Nobel Prize Interdisciplinary Knowledge Graph¶

Unveiling a century of cross-disciplinary inspiration in science through Knowledge Graphs

Overview¶

This project builds a Cross-disciplinary Technical Concept Knowledge Graph anchored on Nobel Prize laureates and their core publications.
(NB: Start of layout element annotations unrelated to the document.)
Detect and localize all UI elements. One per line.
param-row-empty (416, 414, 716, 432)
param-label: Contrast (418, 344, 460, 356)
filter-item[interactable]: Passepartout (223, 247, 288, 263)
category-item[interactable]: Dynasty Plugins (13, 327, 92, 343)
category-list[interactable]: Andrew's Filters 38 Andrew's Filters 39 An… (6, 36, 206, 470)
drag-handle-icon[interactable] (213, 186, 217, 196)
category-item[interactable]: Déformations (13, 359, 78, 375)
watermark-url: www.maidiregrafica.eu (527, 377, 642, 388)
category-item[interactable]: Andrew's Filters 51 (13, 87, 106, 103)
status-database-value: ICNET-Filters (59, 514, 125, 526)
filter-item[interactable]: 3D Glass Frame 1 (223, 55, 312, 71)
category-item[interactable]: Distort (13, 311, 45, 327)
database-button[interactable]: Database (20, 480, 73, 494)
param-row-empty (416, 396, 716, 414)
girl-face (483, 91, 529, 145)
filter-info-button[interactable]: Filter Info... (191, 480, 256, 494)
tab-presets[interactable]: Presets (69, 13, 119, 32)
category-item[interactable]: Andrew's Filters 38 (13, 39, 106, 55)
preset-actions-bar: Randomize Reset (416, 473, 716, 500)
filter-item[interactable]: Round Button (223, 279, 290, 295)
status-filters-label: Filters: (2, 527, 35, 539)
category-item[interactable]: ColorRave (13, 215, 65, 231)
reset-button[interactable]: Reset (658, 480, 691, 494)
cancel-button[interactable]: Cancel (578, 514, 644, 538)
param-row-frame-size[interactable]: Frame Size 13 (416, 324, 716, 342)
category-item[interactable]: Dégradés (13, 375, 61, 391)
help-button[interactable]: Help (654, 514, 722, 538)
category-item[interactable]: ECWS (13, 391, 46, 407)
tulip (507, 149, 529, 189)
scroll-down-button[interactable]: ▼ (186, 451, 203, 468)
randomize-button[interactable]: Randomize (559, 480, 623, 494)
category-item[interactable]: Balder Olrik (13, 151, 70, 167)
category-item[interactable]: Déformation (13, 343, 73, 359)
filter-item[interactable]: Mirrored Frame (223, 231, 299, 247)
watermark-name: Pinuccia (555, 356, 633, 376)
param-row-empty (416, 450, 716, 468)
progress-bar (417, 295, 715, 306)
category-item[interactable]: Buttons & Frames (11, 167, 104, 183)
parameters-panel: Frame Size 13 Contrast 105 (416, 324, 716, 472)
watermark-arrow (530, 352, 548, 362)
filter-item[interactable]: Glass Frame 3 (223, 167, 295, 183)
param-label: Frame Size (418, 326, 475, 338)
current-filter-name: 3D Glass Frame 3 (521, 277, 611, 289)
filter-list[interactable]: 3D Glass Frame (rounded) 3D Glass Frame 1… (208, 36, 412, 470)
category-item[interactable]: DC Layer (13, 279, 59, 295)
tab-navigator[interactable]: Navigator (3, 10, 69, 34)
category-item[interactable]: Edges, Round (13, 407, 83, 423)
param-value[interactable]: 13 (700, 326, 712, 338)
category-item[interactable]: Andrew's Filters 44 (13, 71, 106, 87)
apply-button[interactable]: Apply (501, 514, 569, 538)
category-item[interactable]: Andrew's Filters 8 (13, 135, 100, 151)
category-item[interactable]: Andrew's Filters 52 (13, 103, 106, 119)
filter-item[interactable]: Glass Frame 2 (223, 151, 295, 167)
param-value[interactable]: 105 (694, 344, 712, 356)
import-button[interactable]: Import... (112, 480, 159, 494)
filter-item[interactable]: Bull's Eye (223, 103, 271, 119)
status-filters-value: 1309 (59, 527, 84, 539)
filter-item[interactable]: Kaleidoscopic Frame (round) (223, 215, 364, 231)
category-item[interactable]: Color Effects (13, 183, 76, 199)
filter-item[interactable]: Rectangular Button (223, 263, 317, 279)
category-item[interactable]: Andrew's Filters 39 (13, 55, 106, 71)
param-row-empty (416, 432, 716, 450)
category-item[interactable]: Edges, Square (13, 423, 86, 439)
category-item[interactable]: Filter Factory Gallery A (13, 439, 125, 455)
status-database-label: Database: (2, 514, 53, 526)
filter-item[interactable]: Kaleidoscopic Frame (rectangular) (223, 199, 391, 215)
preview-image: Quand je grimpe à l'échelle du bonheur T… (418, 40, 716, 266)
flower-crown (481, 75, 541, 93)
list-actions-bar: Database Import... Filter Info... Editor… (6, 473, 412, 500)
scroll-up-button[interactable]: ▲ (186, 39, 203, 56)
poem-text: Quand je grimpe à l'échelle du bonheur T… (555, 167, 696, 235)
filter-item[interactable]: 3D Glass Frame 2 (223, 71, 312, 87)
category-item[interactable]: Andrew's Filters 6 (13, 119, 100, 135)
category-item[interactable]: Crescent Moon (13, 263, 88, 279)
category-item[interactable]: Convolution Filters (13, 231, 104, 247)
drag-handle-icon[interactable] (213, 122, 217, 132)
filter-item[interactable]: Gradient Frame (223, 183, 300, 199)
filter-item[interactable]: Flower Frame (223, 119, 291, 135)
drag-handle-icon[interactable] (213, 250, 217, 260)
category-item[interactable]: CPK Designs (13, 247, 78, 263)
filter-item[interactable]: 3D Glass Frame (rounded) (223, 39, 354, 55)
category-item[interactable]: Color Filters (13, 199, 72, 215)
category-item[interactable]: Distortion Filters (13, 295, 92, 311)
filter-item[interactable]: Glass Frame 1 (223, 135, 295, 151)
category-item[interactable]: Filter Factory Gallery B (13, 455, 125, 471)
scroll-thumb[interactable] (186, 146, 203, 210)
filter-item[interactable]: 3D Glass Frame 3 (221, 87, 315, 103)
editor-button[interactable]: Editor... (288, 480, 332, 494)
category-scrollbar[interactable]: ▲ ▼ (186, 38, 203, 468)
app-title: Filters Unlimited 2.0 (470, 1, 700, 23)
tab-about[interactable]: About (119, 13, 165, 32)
It visualizes the key developmental pathways of natural sciences over the past 100 years, with a focus on revealing cross-disciplinary inspiration and technology transfer trajectories between different fields.

Core Outputs¶

An interactive, queryable knowledge graph where:

Nodes = Key technical concepts (e.g., SGD, Transformer, X-ray Crystallography, PCR, etc.)
Edges = Evolutionary relationships between concepts (derivation, application migration, fusion)
Each concept node is associated with the corresponding Nobel laureate, representative papers, discipline, and temporal coordinates

Key Features¶

Feature	Description
Multi-source Data Integration	Combines 757 laureates, 245K+ papers, 9M+ citation records
LLM-powered Concept Extraction	Uses GPT-4o to extract structured technical concepts from papers
Cross-disciplinary Detection	Automatically identifies concept migration across scientific fields
Interactive Visualization	Timeline, network graph, and heatmap visualizations
Insight Reports	Auto-generated analysis of hub concepts and field interactions

Quick Start¶

# Install dependencies
uv add polars pandas pyarrow networkx pyvis plotly requests openai pyyaml python-dotenv tqdm scikit-learn

# Run the full pipeline
uv run python main.py

# Or run specific phases
uv run python main.py --phase 1      # Data loading only
uv run python main.py --skip-llm     # Skip LLM extraction

See Getting Started for detailed setup instructions.

Architecture at a Glance¶

flowchart LR
    A[Raw Data<br>CSV/JSON] --> B[Phase 1<br>Data Loading]
    B --> C[Phase 1.5<br>Content Enrichment]
    C --> D[Phase 2<br>Concept Extraction]
    D --> E[Phase 3+4<br>Graph Construction]
    E --> F[Phase 5<br>Visualization]
    E --> G[Phase 6<br>Insight Analysis]

    style A fill:#f9f,stroke:#333
    style E fill:#bbf,stroke:#333
    style F fill:#bfb,stroke:#333
    style G fill:#bfb,stroke:#333

Project Structure¶

nobel/
├── main.py                 # Pipeline entry point
├── config/
│   └── settings.yaml       # Project configuration
├── src/
│   ├── data_loader.py      # Phase 1: Data loading & cleaning
│   ├── content_enricher.py # Phase 1.5: Content enrichment
│   ├── openalex_enricher.py# Phase 2a: OpenAlex concept enrichment
│   ├── concept_extractor.py# Phase 2b: LLM concept extraction
│   ├── graph_builder.py    # Phase 3+4: Knowledge graph construction
│   ├── visualize.py        # Phase 5: Interactive visualization
│   └── insight_analyzer.py # Phase 6: Insight analysis & reporting
├── data/                   # Source data (CSV + JSON)
├── output/                 # Generated outputs
│   ├── clean_data/         # Cleaned Parquet files
│   ├── concepts/           # Extracted concepts
│   ├── graph/              # Knowledge graph (JSON/GraphML)
│   ├── viz/                # HTML visualizations
│   └── reports/            # Analysis reports
└── docs/                   # This documentation

Documentation Map¶

Section	Description
Getting Started	Installation, prerequisites, and first run
Architecture	System design and data flow
Configuration	Detailed configuration reference
Pipeline	Step-by-step pipeline documentation
API Reference	Module-level function documentation
Data	Data sources and knowledge graph schema
Contributing	How to contribute to this project

License¶

This project is for research and educational purposes.